Sanskrit-Wörterbuch in kürzerer Fassung, 7 Bände Petersburg 1879-1889

3 stars 1 forks source link

S(eite) to be removed from 'ls' #32

Closed drdhaval2785 closed 8 years ago

drdhaval2785 commented 8 years ago

Taking a clue from https://github.com/sanskrit-lexicon/PWK/issues/31#issuecomment-165961508 and @gasyoun 's comment elsewhere, I see a lot of places where the S. has been included inside the reference and therefore shown inside 'ls' tag.

This can be caught by the regex ¯[A-Za-z0-9]*[.]S[.] in pw.txt

But we need to modify the regex to exclude the cases where S. stands for saMhitA or something of that sort e.g.

J.A.O.S. == Journal of the American Oriental Society. (vol. 1)
.MAITR. S.

etc from pwbib0.txt

We need to make the regex a bit more precise to exclude such cases.

@funderburkjim may help with the regex.

Such 'S.' may then be added with a space before i.e. S.

drdhaval2785 commented 8 years ago

https://github.com/sanskrit-lexicon/PWK/commit/2ea11319d1834856b776177e409519f5d9d67e3d This adjusted the abbrv.py code to account for this problem.

The entries where there was trailing [.]S$ and re.sub('[.]S$','',reference) was present in the cleanrefs, were removed.

Stats - sortedcrefs.txt decreased from 2332 to 2293. 39 deletions For deletions see the commit.

Now whatever trailing [.]S$ are there, they are either due to some typo error or their parent is not in the cleanrefs.

gasyoun commented 8 years ago

Nice one. You'll learn German by end of this cleanup round.

drdhaval2785 commented 8 years ago

I always wonder why am I cleaning up a dictionary that I can't read.

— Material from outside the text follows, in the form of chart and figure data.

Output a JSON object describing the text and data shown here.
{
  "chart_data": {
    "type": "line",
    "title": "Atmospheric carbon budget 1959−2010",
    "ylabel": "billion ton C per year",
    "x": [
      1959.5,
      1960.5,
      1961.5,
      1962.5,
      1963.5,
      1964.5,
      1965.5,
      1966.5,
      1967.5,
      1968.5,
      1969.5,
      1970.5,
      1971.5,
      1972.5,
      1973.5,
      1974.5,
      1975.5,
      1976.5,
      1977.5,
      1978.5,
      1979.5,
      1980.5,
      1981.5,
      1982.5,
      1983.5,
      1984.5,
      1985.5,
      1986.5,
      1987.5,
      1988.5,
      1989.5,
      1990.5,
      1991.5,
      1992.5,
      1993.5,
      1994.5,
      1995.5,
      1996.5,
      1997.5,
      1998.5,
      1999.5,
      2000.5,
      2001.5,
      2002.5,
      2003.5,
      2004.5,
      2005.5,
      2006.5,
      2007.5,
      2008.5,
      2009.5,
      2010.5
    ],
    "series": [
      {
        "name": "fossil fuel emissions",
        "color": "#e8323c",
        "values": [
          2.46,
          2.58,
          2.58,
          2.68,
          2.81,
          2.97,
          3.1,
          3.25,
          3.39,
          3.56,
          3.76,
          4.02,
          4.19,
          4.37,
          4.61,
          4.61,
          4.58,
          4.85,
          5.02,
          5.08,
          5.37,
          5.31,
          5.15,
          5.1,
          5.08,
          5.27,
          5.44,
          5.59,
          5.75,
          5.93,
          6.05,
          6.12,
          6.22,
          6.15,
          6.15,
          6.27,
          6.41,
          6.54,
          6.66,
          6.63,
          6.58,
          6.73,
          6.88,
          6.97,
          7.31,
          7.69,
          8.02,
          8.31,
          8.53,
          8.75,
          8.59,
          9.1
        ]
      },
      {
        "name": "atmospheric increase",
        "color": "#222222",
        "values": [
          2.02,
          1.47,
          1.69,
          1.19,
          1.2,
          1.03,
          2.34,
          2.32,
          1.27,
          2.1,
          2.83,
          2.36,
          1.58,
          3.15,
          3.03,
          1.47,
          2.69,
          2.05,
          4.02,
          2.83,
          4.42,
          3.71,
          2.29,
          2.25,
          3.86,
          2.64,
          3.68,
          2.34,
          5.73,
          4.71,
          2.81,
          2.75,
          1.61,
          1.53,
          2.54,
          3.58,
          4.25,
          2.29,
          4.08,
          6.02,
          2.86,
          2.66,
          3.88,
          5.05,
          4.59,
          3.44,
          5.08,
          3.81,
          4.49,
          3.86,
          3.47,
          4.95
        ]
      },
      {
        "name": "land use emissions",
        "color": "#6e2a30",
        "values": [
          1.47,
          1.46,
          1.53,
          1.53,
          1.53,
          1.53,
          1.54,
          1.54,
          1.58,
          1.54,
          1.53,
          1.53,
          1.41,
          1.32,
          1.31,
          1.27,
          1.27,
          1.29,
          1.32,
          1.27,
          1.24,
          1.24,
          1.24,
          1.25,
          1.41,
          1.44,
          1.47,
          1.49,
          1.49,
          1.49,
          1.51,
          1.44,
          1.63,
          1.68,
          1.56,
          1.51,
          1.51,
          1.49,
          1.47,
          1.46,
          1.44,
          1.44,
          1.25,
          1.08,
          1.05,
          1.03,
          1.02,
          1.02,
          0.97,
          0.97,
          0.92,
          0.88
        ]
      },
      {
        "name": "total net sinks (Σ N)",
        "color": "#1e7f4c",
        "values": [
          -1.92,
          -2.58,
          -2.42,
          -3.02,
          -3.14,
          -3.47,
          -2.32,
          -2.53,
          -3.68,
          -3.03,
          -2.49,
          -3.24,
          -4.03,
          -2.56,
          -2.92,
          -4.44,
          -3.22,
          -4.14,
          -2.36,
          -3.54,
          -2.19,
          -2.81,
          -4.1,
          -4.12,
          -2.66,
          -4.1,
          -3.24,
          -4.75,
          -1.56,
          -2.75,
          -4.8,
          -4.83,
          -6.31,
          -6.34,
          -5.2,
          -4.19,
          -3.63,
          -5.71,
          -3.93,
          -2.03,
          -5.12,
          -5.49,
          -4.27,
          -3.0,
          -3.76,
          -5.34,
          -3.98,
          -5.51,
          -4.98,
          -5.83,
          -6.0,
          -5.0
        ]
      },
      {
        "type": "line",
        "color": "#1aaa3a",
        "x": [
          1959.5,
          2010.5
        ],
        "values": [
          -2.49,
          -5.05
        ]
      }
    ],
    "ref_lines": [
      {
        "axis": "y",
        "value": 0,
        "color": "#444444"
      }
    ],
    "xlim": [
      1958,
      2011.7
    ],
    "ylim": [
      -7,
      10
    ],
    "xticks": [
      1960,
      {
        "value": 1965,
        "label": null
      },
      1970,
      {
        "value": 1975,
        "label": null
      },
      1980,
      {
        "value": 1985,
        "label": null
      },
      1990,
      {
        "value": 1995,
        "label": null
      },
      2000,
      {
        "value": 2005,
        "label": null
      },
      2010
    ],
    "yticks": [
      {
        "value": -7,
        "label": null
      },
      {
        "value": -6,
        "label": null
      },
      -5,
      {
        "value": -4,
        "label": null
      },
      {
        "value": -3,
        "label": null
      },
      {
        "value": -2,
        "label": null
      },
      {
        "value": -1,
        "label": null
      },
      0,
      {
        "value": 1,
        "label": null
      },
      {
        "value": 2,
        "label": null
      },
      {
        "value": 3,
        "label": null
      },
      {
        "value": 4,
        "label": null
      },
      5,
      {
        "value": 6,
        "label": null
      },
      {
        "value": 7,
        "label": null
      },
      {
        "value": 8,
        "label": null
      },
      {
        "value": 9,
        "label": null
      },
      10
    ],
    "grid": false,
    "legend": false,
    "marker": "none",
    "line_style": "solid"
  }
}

Then I look at Jim, and I feel that I am not alone in that boat.

gasyoun commented 8 years ago

And I look at both of you, reading German perfectly and understand that I can't stay calm and sit there doing other cleanup jobs. Dhaval, one thing you must know. There is no bigger Sanskrit dictionary in the world than PWG (and PWK as it's little brother). No bigger there will be in next 100-200 years, so you are not working in a museum. You are working on the real Poona dictionary, one that can be done in a lifetime.

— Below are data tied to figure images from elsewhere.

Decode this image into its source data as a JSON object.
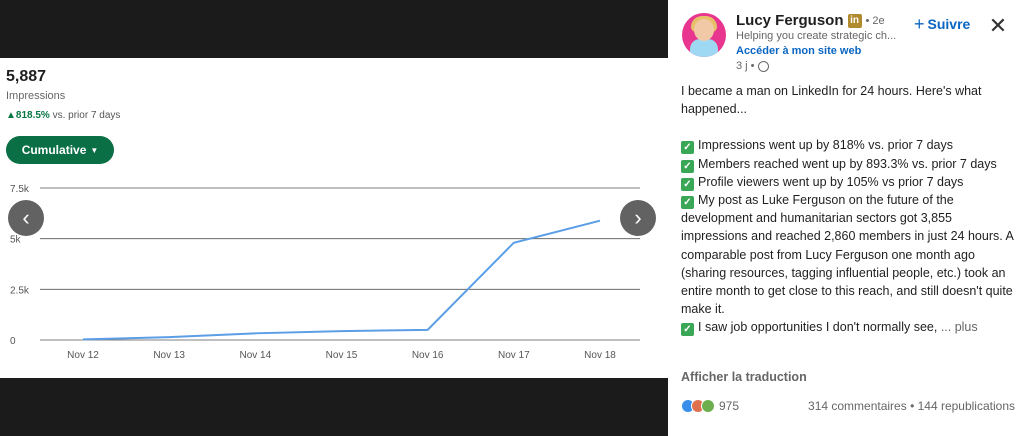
{
  "media": {
    "metric_value": "5,887",
    "metric_label": "Impressions",
    "change_pct": "▲818.5%",
    "change_suffix": " vs. prior 7 days",
    "filter_button": "Cumulative",
    "prev_icon": "chevron-left-icon",
    "next_icon": "chevron-right-icon"
  },
  "chart_data": {
    "type": "line",
    "title": "",
    "xlabel": "",
    "ylabel": "",
    "categories": [
      "Nov 12",
      "Nov 13",
      "Nov 14",
      "Nov 15",
      "Nov 16",
      "Nov 17",
      "Nov 18"
    ],
    "y_ticks": [
      "7.5k",
      "5k",
      "2.5k",
      "0"
    ],
    "ylim": [
      0,
      7500
    ],
    "grid": true,
    "legend": "none",
    "color": "#5b9ee6",
    "series": [
      {
        "values": [
          30,
          140,
          330,
          440,
          500,
          4800,
          5887
        ]
      }
    ]
  },
  "post": {
    "author": "Lucy Ferguson",
    "degree": "• 2e",
    "headline": "Helping you create strategic ch...",
    "website": "Accéder à mon site web",
    "time": "3 j •",
    "follow": "Suivre",
    "close_icon": "close-icon",
    "intro": "I became a man on LinkedIn for 24 hours. Here's what happened...",
    "bullets": [
      "Impressions went up by 818% vs. prior 7 days",
      "Members reached went up by 893.3% vs. prior 7 days",
      "Profile viewers went up by 105% vs prior 7 days",
      "My post as Luke Ferguson on the future of the development and humanitarian sectors got 3,855 impressions and reached 2,860 members in just 24 hours. A comparable post from Lucy Ferguson one month ago (sharing resources, tagging influential people, etc.) took an entire month to get close to this reach, and still doesn't quite make it.",
      "I saw job opportunities I don't normally see,"
    ],
    "more": "... plus",
    "translate": "Afficher la traduction",
    "reactions_count": "975",
    "comments": "314 commentaires • 144 republications"
  }
}
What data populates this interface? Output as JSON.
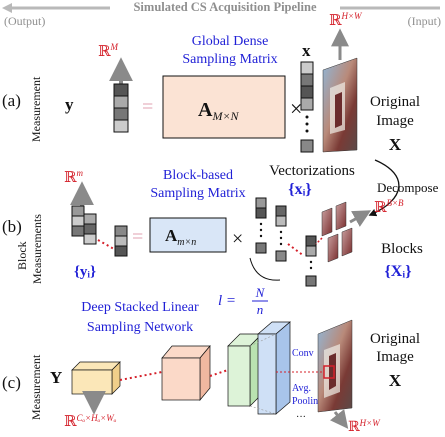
{
  "pipeline": {
    "title": "Simulated CS Acquisition Pipeline",
    "output_label": "(Output)",
    "input_label": "(Input)"
  },
  "panel_a": {
    "label": "(a)",
    "measurement_label": "Measurement",
    "space_m": "ℝ",
    "space_m_sup": "M",
    "y": "y",
    "equals": "=",
    "matrix_title_line1": "Global Dense",
    "matrix_title_line2": "Sampling Matrix",
    "matrix_symbol": "A",
    "matrix_sub": "M×N",
    "times": "×",
    "x": "x",
    "space_hw": "ℝ",
    "space_hw_sup": "H×W",
    "image_label_line1": "Original",
    "image_label_line2": "Image",
    "image_symbol": "X"
  },
  "decompose_label": "Decompose",
  "vectorizations_label": "Vectorizations",
  "vectorizations_symbol": "{xᵢ}",
  "panel_b": {
    "label": "(b)",
    "measurement_label_line1": "Block",
    "measurement_label_line2": "Measurements",
    "space_m": "ℝ",
    "space_m_sup": "m",
    "yi": "{yᵢ}",
    "equals": "=",
    "matrix_title_line1": "Block-based",
    "matrix_title_line2": "Sampling Matrix",
    "matrix_symbol": "A",
    "matrix_sub": "m×n",
    "times": "×",
    "space_b": "ℝ",
    "space_b_sup": "B×B",
    "blocks_label": "Blocks",
    "blocks_symbol": "{Xᵢ}",
    "ratio_l": "l =",
    "ratio_num": "N",
    "ratio_den": "n"
  },
  "panel_c": {
    "label": "(c)",
    "measurement_label": "Measurement",
    "network_title_line1": "Deep Stacked Linear",
    "network_title_line2": "Sampling Network",
    "Y": "Y",
    "space_c": "ℝ",
    "space_c_sup": "Cₒ×Hₒ×Wₒ",
    "conv_label": "Conv",
    "pool_label_line1": "Avg.",
    "pool_label_line2": "Pooling",
    "ellipsis": "···",
    "image_label_line1": "Original",
    "image_label_line2": "Image",
    "image_symbol": "X",
    "space_hw": "ℝ",
    "space_hw_sup": "H×W"
  },
  "colors": {
    "blue_text": "#1f1fd6",
    "red_accent": "#d4202a",
    "matrix_a_fill": "#fbe3d4",
    "matrix_b_fill": "#d9e6f7",
    "feature_yellow": "#fbe7b8",
    "feature_peach": "#fbd9c8",
    "feature_green": "#ddf3d8",
    "feature_blue": "#cfe0f6"
  }
}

funderburkjim commented 8 years ago

@drdhaval2785

Regarding Seite.

I had some difficulty in syncing when I began working on PWK yesterday. Thus, as you've probably noticed, I added a big list of 'Seite' changes in abbrv.py (see #31)

As I now read your posting, it appears that I may have clobbered changes you made to abbrv.py to solve this problem.

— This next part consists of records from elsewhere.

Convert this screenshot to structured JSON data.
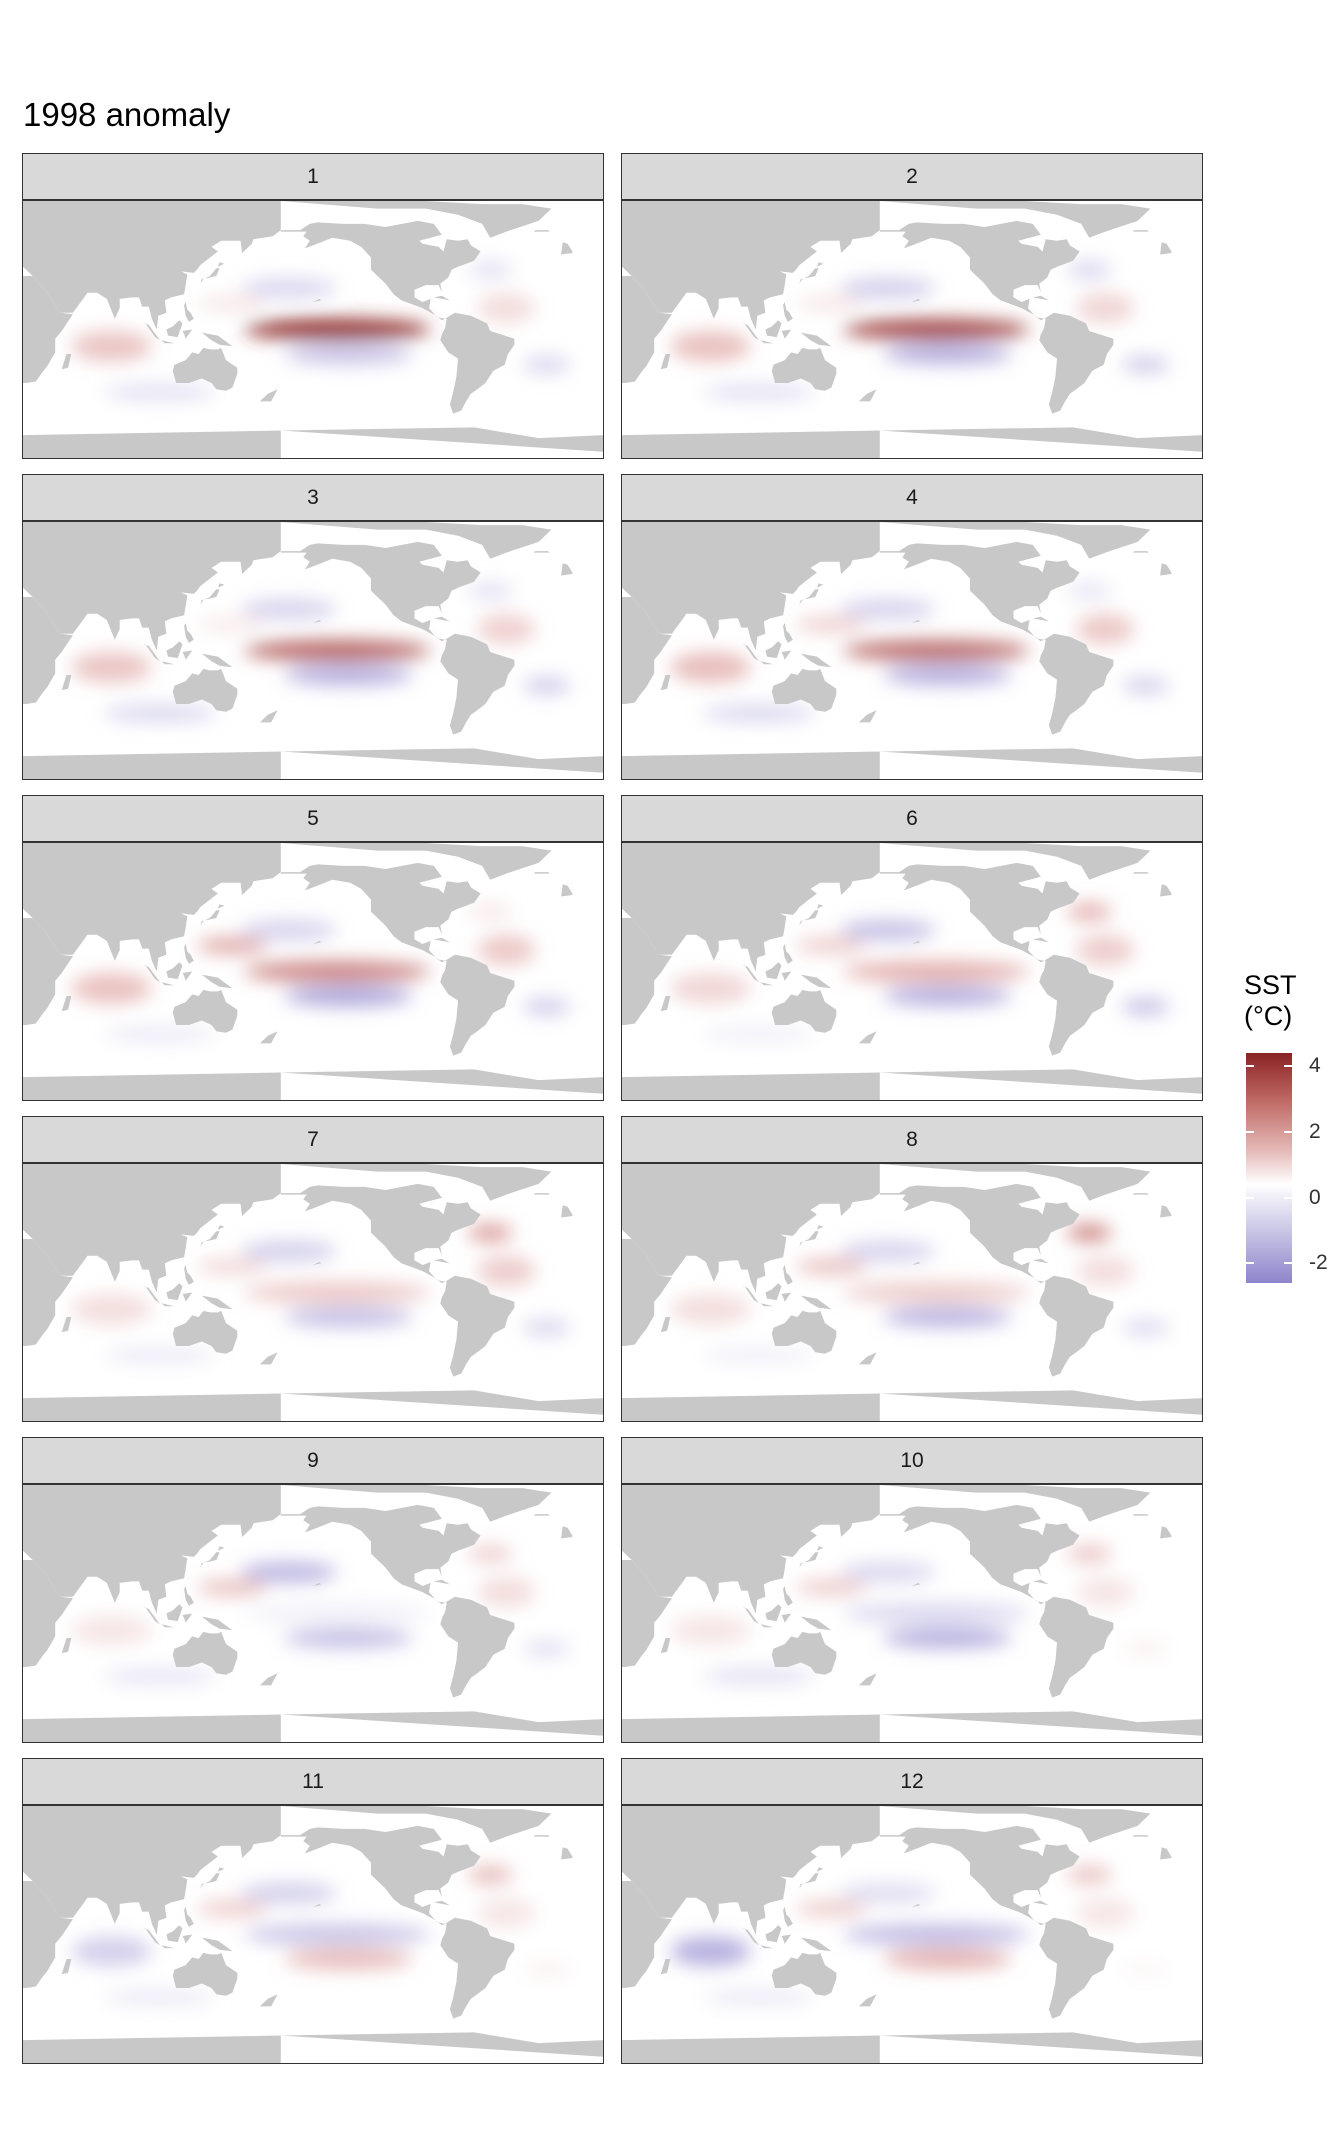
{
  "title": "1998 anomaly",
  "legend": {
    "title_line1": "SST",
    "title_line2": "(°C)",
    "ticks": [
      "4",
      "2",
      "0",
      "-2"
    ],
    "tick_values": [
      4,
      2,
      0,
      -2
    ],
    "range": [
      -2.6,
      4.4
    ]
  },
  "colors": {
    "land": "#c8c8c8",
    "ocean_neutral": "#ffffff",
    "strip": "#d9d9d9",
    "border": "#333333",
    "warm_max": "#8a2323",
    "cool_min": "#8e84cc"
  },
  "panels": [
    {
      "label": "1",
      "month": 1,
      "features": {
        "enso": 4.0,
        "spac": -1.2,
        "npac": -0.8,
        "nwpac": 0.6,
        "natl": 0.8,
        "natl_n": -0.6,
        "ind": 1.4,
        "satl": -0.8,
        "sind": -0.6
      }
    },
    {
      "label": "2",
      "month": 2,
      "features": {
        "enso": 3.6,
        "spac": -1.6,
        "npac": -1.0,
        "nwpac": 0.6,
        "natl": 1.0,
        "natl_n": -0.8,
        "ind": 1.5,
        "satl": -1.0,
        "sind": -0.6
      }
    },
    {
      "label": "3",
      "month": 3,
      "features": {
        "enso": 3.1,
        "spac": -1.6,
        "npac": -0.9,
        "nwpac": 0.5,
        "natl": 1.1,
        "natl_n": -0.6,
        "ind": 1.4,
        "satl": -1.0,
        "sind": -0.8
      }
    },
    {
      "label": "4",
      "month": 4,
      "features": {
        "enso": 3.0,
        "spac": -1.6,
        "npac": -0.9,
        "nwpac": 1.2,
        "natl": 1.3,
        "natl_n": -0.5,
        "ind": 1.6,
        "satl": -0.9,
        "sind": -0.8
      }
    },
    {
      "label": "5",
      "month": 5,
      "features": {
        "enso": 2.6,
        "spac": -1.8,
        "npac": -0.9,
        "nwpac": 2.2,
        "natl": 1.3,
        "natl_n": 0.5,
        "ind": 1.5,
        "satl": -1.0,
        "sind": -0.4
      }
    },
    {
      "label": "6",
      "month": 6,
      "features": {
        "enso": 1.9,
        "spac": -1.6,
        "npac": -1.3,
        "nwpac": 1.3,
        "natl": 1.2,
        "natl_n": 1.8,
        "ind": 1.0,
        "satl": -1.2,
        "sind": -0.3
      }
    },
    {
      "label": "7",
      "month": 7,
      "features": {
        "enso": 1.3,
        "spac": -1.3,
        "npac": -1.0,
        "nwpac": 1.0,
        "natl": 1.2,
        "natl_n": 2.2,
        "ind": 0.8,
        "satl": -0.8,
        "sind": -0.4
      }
    },
    {
      "label": "8",
      "month": 8,
      "features": {
        "enso": 1.2,
        "spac": -1.5,
        "npac": -0.9,
        "nwpac": 1.6,
        "natl": 0.8,
        "natl_n": 2.5,
        "ind": 0.8,
        "satl": -0.7,
        "sind": -0.3
      }
    },
    {
      "label": "9",
      "month": 9,
      "features": {
        "enso": -0.3,
        "spac": -1.3,
        "npac": -1.5,
        "nwpac": 1.6,
        "natl": 0.8,
        "natl_n": 1.1,
        "ind": 0.6,
        "satl": -0.6,
        "sind": -0.5
      }
    },
    {
      "label": "10",
      "month": 10,
      "features": {
        "enso": -0.8,
        "spac": -1.6,
        "npac": -0.8,
        "nwpac": 1.3,
        "natl": 0.6,
        "natl_n": 1.3,
        "ind": 0.6,
        "satl": 0.3,
        "sind": -0.6
      }
    },
    {
      "label": "11",
      "month": 11,
      "features": {
        "enso": -1.2,
        "spac": 1.6,
        "npac": -1.0,
        "nwpac": 1.3,
        "natl": 0.6,
        "natl_n": 1.6,
        "ind": -1.0,
        "satl": 0.3,
        "sind": -0.4
      }
    },
    {
      "label": "12",
      "month": 12,
      "features": {
        "enso": -1.4,
        "spac": 1.8,
        "npac": -0.7,
        "nwpac": 1.3,
        "natl": 0.6,
        "natl_n": 1.4,
        "ind": -1.6,
        "satl": 0.2,
        "sind": -0.4
      }
    }
  ]
}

Hopefully, my change is functionally the same as was yours. If this causes some problem from your view, let's discuss further.

drdhaval2785 commented 8 years ago

My logic was to remove trailing .S whenever the word without .S was in cleanrefs.txt. This way we could decrease chances of wrong removal of .S

Because their substituted counterparts would not be in cleanrefs.txt.

This was generic way of doing it. Yours was enumeration way of doing it. I will see the output of both and see what should be done.

funderburkjim commented 8 years ago

@drdhaval2785 Just to be clear, here are the lines of abbrv.py that you had written to deal with Seite:

    for (p,q,r,s) in cleanrefs:
        #if p not in ur1 and re.sub('[.]S$','',p) not in ur1:
        # Dec 31, 2015 (ejf). Removed the 'S' logic, as it
        # inhibits matching of 'KAP.S', for instance.
        if p not in ur1 :

As the note says, the specific reason for the change was that this code improperly removes '.S' from 'KAP.S' (there may be other abbreviations that legitimately end in '.S', I'm not sure). That's why I thought the enumeration approach was safer.

drdhaval2785 commented 8 years ago

As long as any approach gives what we want, I agree. I agree with enumeration approach. Please proceed with it.